If “survive until ’25” has become the mantra for much of the struggling commercial real estate market, many industry leaders nonetheless hope to be looking on the brighter side before the end of 2024.
C-suite executives at CBRE and Cushman & Wakefield updated investors this week on when a recovery might appear and the sectors likely to drive activity.
“Property prices are gradually declining, and we believe this process won’t complete and transaction activity won’t rebound materially until investors are confident that interest rates have peaked and credit becomes readily available,” said Bob Sulentic, chief executive of CBRE, on an analyst call following the company’s third-quarter results. “We now believe this rebound is unlikely to occur until the second half of next year at the earliest.”
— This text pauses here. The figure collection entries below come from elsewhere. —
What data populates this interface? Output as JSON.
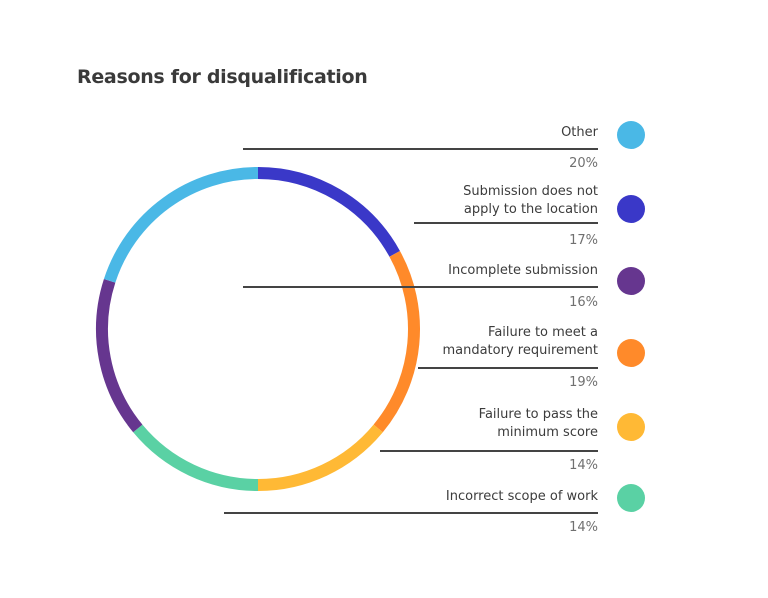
{
  "title": "Reasons for disqualification",
  "legend": [
    {
      "label_lines": [
        "Other"
      ],
      "percent": "20%",
      "color": "#4ab8e6"
    },
    {
      "label_lines": [
        "Submission does not",
        "apply to the location"
      ],
      "percent": "17%",
      "color": "#3a38c8"
    },
    {
      "label_lines": [
        "Incomplete submission"
      ],
      "percent": "16%",
      "color": "#66368f"
    },
    {
      "label_lines": [
        "Failure to meet a",
        "mandatory requirement"
      ],
      "percent": "19%",
      "color": "#ff8a2a"
    },
    {
      "label_lines": [
        "Failure to pass the",
        "minimum score"
      ],
      "percent": "14%",
      "color": "#ffb935"
    },
    {
      "label_lines": [
        "Incorrect scope of work"
      ],
      "percent": "14%",
      "color": "#5ad1a4"
    }
  ],
  "chart_data": {
    "type": "pie",
    "subtype": "donut-ring",
    "title": "Reasons for disqualification",
    "categories": [
      "Other",
      "Submission does not apply to the location",
      "Incomplete submission",
      "Failure to meet a mandatory requirement",
      "Failure to pass the minimum score",
      "Incorrect scope of work"
    ],
    "values": [
      20,
      17,
      16,
      19,
      14,
      14
    ],
    "unit": "%",
    "colors": [
      "#4ab8e6",
      "#3a38c8",
      "#66368f",
      "#ff8a2a",
      "#ffb935",
      "#5ad1a4"
    ],
    "ring_order_clockwise_from_top": [
      "Submission does not apply to the location",
      "Failure to meet a mandatory requirement",
      "Failure to pass the minimum score",
      "Incorrect scope of work",
      "Incomplete submission",
      "Other"
    ],
    "legend_position": "right"
  }
}
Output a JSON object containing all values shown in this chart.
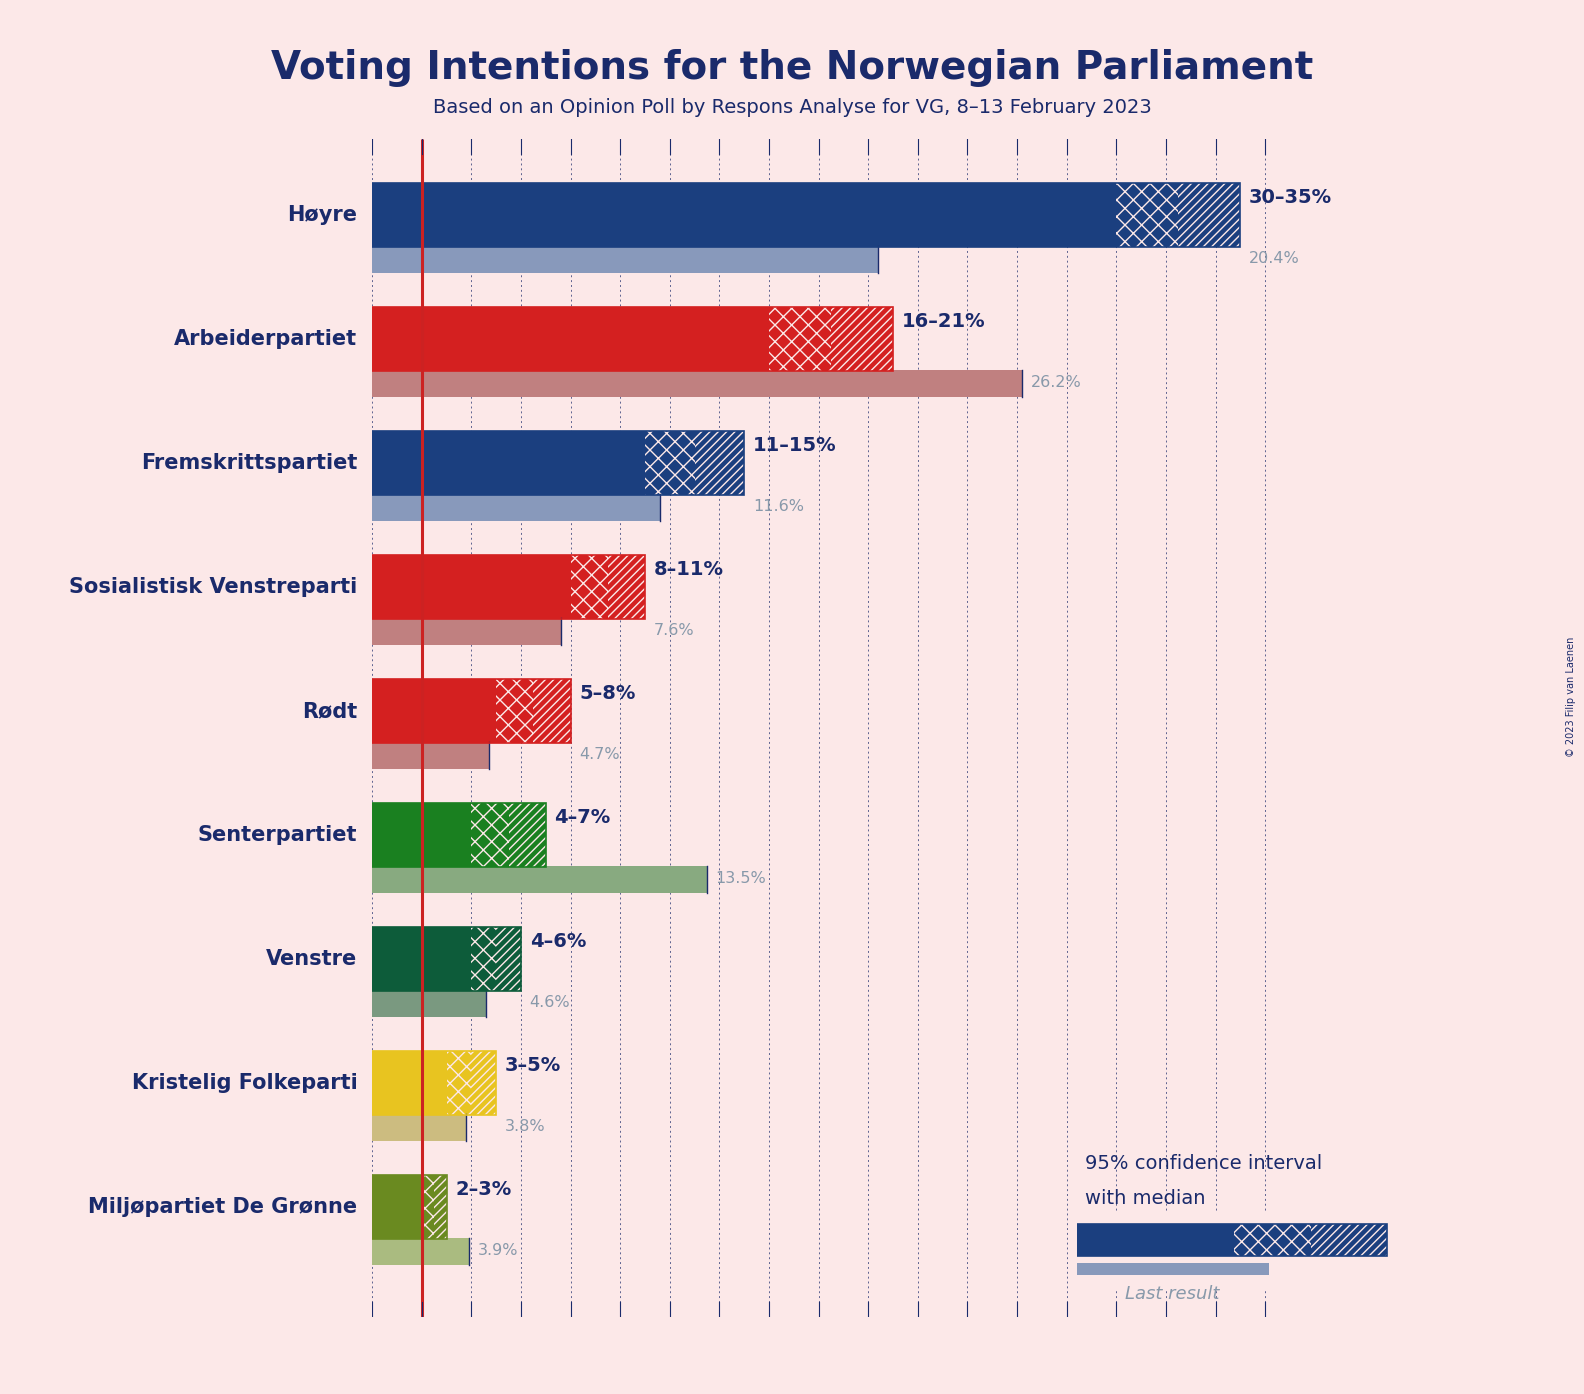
{
  "title": "Voting Intentions for the Norwegian Parliament",
  "subtitle": "Based on an Opinion Poll by Respons Analyse for VG, 8–13 February 2023",
  "background_color": "#fce8e8",
  "parties": [
    "Høyre",
    "Arbeiderpartiet",
    "Fremskrittspartiet",
    "Sosialistisk Venstreparti",
    "Rødt",
    "Senterpartiet",
    "Venstre",
    "Kristelig Folkeparti",
    "Miljøpartiet De Grønne"
  ],
  "ci_low": [
    30,
    16,
    11,
    8,
    5,
    4,
    4,
    3,
    2
  ],
  "ci_high": [
    35,
    21,
    15,
    11,
    8,
    7,
    6,
    5,
    3
  ],
  "last_result": [
    20.4,
    26.2,
    11.6,
    7.6,
    4.7,
    13.5,
    4.6,
    3.8,
    3.9
  ],
  "ci_labels": [
    "30–35%",
    "16–21%",
    "11–15%",
    "8–11%",
    "5–8%",
    "4–7%",
    "4–6%",
    "3–5%",
    "2–3%"
  ],
  "bar_colors": [
    "#1b3f7f",
    "#d42020",
    "#1b3f7f",
    "#d42020",
    "#d42020",
    "#1a8020",
    "#0d5c3a",
    "#e8c420",
    "#6a8a20"
  ],
  "last_result_colors": [
    "#8899bb",
    "#c08080",
    "#8899bb",
    "#c08080",
    "#c08080",
    "#88aa80",
    "#7a9980",
    "#ccbc80",
    "#aabb80"
  ],
  "title_color": "#1a2a6b",
  "subtitle_color": "#1a2a6b",
  "label_color": "#1a2a6b",
  "last_result_text_color": "#8899aa",
  "median_line_color": "#cc2222",
  "red_line_x": 2,
  "xlim": [
    0,
    38
  ],
  "copyright": "© 2023 Filip van Laenen",
  "dotted_line_color": "#1a2a6b"
}
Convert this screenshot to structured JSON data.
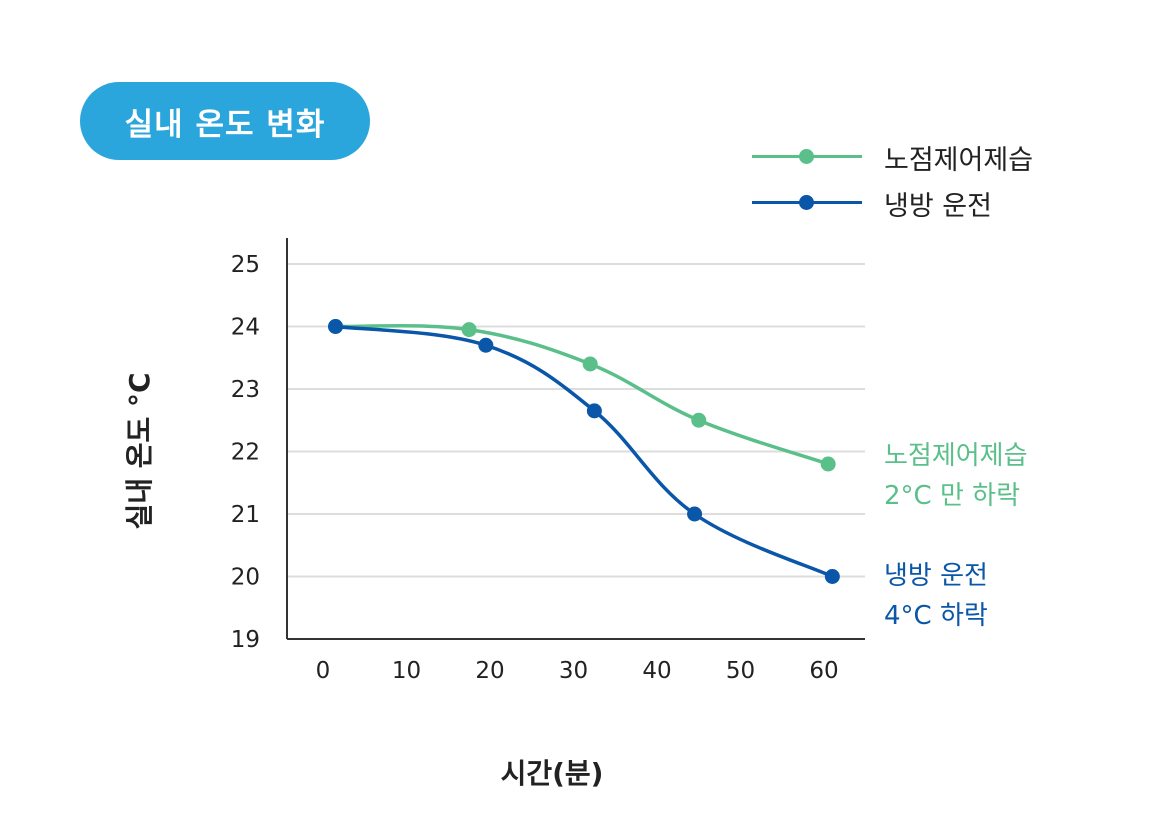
{
  "chart_data": {
    "type": "line",
    "title": "실내 온도 변화",
    "xlabel": "시간(분)",
    "ylabel": "실내 온도 °C",
    "xlim": [
      -5,
      65
    ],
    "ylim": [
      19,
      25
    ],
    "x_ticks": [
      0,
      10,
      20,
      30,
      40,
      50,
      60
    ],
    "y_ticks": [
      19,
      20,
      21,
      22,
      23,
      24,
      25
    ],
    "grid": "horizontal",
    "legend_position": "top-right",
    "series": [
      {
        "name": "노점제어제습",
        "color": "#5bbf8a",
        "x": [
          1.5,
          17.5,
          32,
          45,
          60.5
        ],
        "y": [
          24.0,
          23.95,
          23.4,
          22.5,
          21.8
        ]
      },
      {
        "name": "냉방 운전",
        "color": "#0a56a8",
        "x": [
          1.5,
          19.5,
          32.5,
          44.5,
          61
        ],
        "y": [
          24.0,
          23.7,
          22.65,
          21.0,
          20.0
        ]
      }
    ],
    "annotations": [
      {
        "series": "노점제어제습",
        "lines": [
          "노점제어제습",
          "2°C 만 하락"
        ]
      },
      {
        "series": "냉방 운전",
        "lines": [
          "냉방 운전",
          "4°C 하락"
        ]
      }
    ]
  }
}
Sulentic added: “The biggest thing that has shifted, in our view, is that it’s going to take longer for interest rates to come down. It’s going to take longer for debt, in particular, to become available for commercial real estate transactions. And as a result, transactions are not going to return until the back half of next year, whereas we thought they were going to return late this year or early next year.”
Just as investment deals have dried up, hesitancy in the leasing markets has also been “happening for a while”, said Sulentic. “It has become a little more pronounced, and we think it’s going to go into next year,” he added. “Everybody knows that we don’t have the kind of financial problems we’ve had in prior cycles. But we have a lot of uncertainty, and we have uncertainty around the cost of capital, which causes companies of all types to be careful about their expenditures that would run through their income statement. Of course, the minute that happens, they are cautious about leasing.”
At Cushman, chief executive Michelle MacKay (pictured) sounded a similar note. “This year, we’ve got a couple of large leases this quarter for occupiers, but we’re also seeing them holding off on decision-making,” she said. “Occupiers have taken a defensive posture this year because of the higher cost of capital, and they have been very careful with expenditures, which obviously impacts their decision-making… What we think is happening is that perhaps some of the weakness that would have been in 2024 is actually getting pulled forward this year.”
In the investment market, MacKay said, there remains “a lot of friction” around pricing. “You clearly have movement of cash flow, flight to quality in the assets as well,” she said. “Some 60% to 65% of the deals we actually see getting done are still in industrial and multi-family. Those are the two sectors that buyers, sellers and lenders have the most confidence in.
“There is strong build-up in capital for opportunistic [deals], there’s a lot of dry powder out there, and investors are getting anxious to deploy it. So we don’t think it’s a matter of ‘is [a rebound] going to happen’. It’s going to happen, but we probably have a couple more months before we really start to see volume in terms of clearing in the stress and distressed markets.”
Once the markets start to show signs of recovery, agents are confident that the pick-up will happen at a clip. Indeed, CBRE is already pointing to 2025 as a potential record year for its business.
“There is a reasonable path to getting back to record,” said chief financial officer Emma Giamartino. “We are not anticipating a sharp recovery, especially not next year, and we don’t require a sharp recovery in 2025 to get to that record level.
“Our resilient lines of business – which include Global Workplace Solutions but also include property management, the recurring elements of our investment management fees, valuations and loan servicing – are $1.6bn [£1.3bn] of [segment operating profit]. So that growing at low double digits over the next two years will create meaningful value. And our transactional lines of business – development, the portion of investment management that is more transactional… loan origination and sales origination – those elements only need to get back to just shy of 2019 levels for us to get to record earnings.”